第四章 〈探偵〉――または調査

 とても素晴らしい夕食を終えると、ルードヴィッヒは無言で立ち去るカーターを見送りながら、アーサーに銃を見せてくれるように頼んだ。

 ピックマン家に今ある銃は、すべて今は亡きトマス・ピックマンが使っていたものなのだという。写真も見せてもらったが、パーシィ・ピックマンとは似ても似つかない容姿ながら、目の眼光だけは同じだった。

 銃はすべて古く、故パーシィ・ピックマンの手によってすべて手入れされていたらしい。まだ充分使えると言ってよく、大狼退治の品としてこれだけは手元に置いておいたらしかった。

 その上、もっとすごいのはその弾にあった。保管されていた鉛の弾丸にはすべて外側につる草の彫り物がされていて、はたして気軽に使っていいものかどうか憚られる代物だった。すすんで弾丸を見せてくれたのも、この彫り物のせいもあるのだろう。

 アンティーク品や装飾としても充分通用しそうな出来に、思わず感嘆の息を吐く。

「ありがとう。参考になりました」

 部屋に戻ったルードヴィッヒは、少しだけ書きものをして、探偵協会の封筒に入れた。窓を開ける。夜闇の向こうで光る瞳が、サッと音も無く飛んでくる。

「やあ」

 部屋の中には入らず、窓枠に着地したそれに軽く挨拶をする。

 見返すように、じっと小型のフクロウがルードヴィッヒを見上げていた。複数の色合いが複雑に絡み合った、三十センチにも満たない茶色いフクロウだ。

「協会まで頼んだよ。なるべく早く」

 封筒を差し出すと、フクロウは嘴でそれを抓んだ。その頭を軽く撫でてやると、フクロウは少しだけ気持ちよさげな顔をして、飛び立っていった。その後ろ姿を見送ってから窓を閉めると、ルードヴィッヒはチェアに腰かけ、一息ついた。
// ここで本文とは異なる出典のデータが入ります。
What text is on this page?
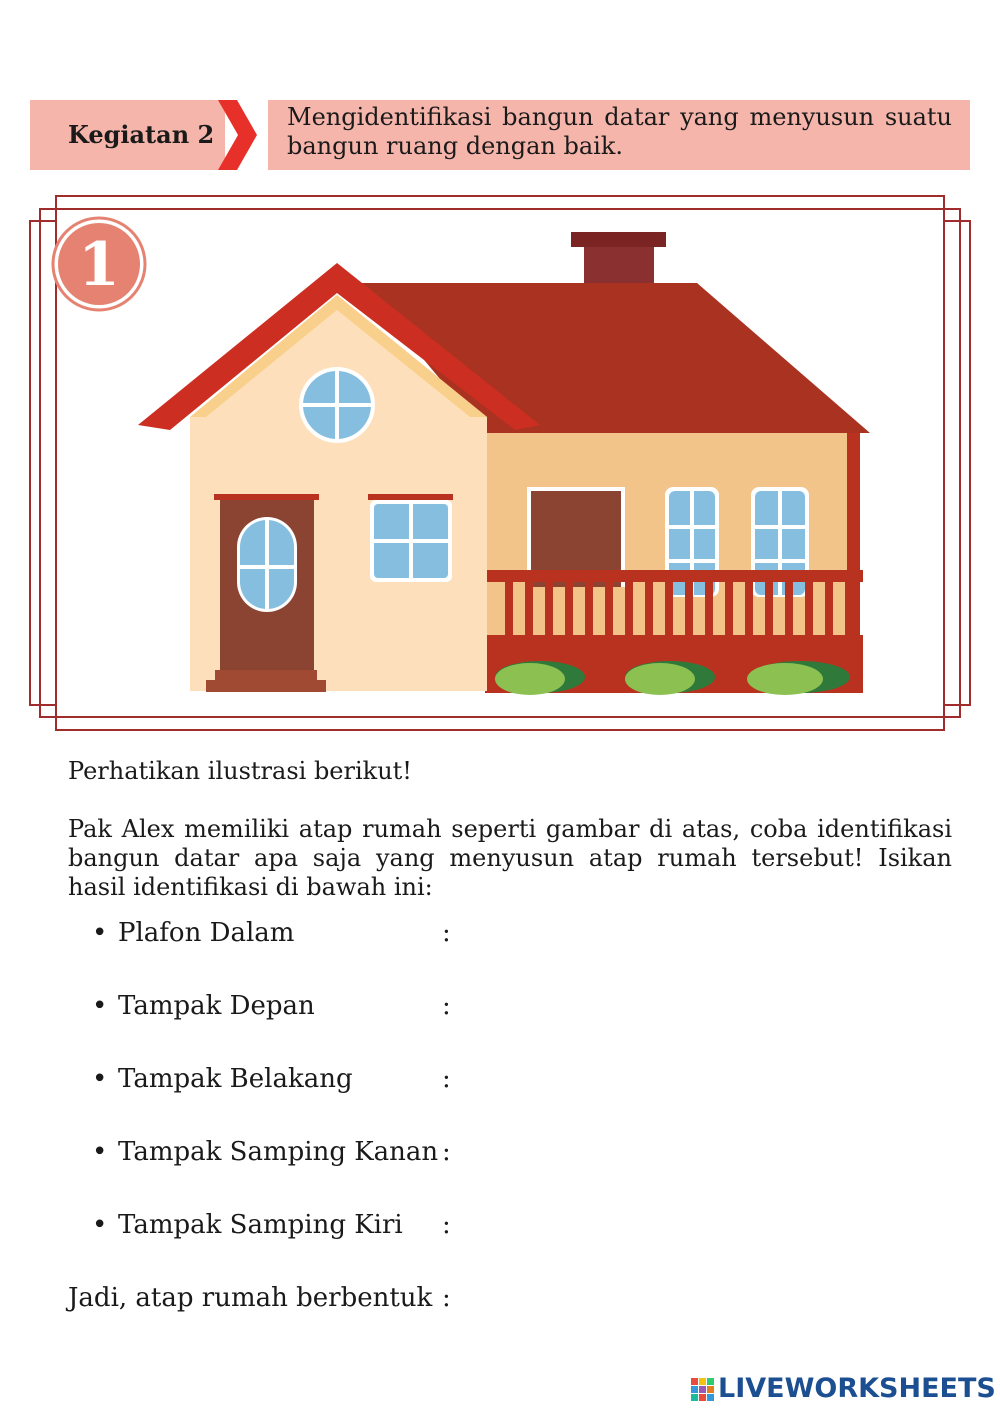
Kegiatan 2
Mengidentifikasi bangun datar yang menyusun suatu bangun ruang dengan baik.
1
Perhatikan ilustrasi berikut!
Pak Alex memiliki atap rumah seperti gambar di atas, coba identifikasi bangun datar apa saja yang menyusun atap rumah tersebut! Isikan hasil identifikasi di bawah ini:
• Plafon Dalam	:
• Tampak Depan	:
• Tampak Belakang	:
• Tampak Samping Kanan :
• Tampak Samping Kiri :
Jadi, atap rumah berbentuk :
LIVEWORKSHEETS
 翌朝、ルードヴィッヒはチェアに腰かけたまま銃口を眺めていた。黒い銃身に、金の装飾が彩られたシンプルな回転式拳銃だ。今では時代遅れだったが、最近主流となっている、歯車とスチーム式の――つまりは蒸気タンク式の銃では持ち歩くに不便すぎるのだ。これでも遜色はなかった。

 不意に窓の外を羽ばたいていく鳥の声に耳を傾けると、緩く笑った後、円柱状の弾倉を確認した。銀に光る弾丸を眺めてから、もとに戻してホルスターにしまいこむ。息を一つついて目を閉じる。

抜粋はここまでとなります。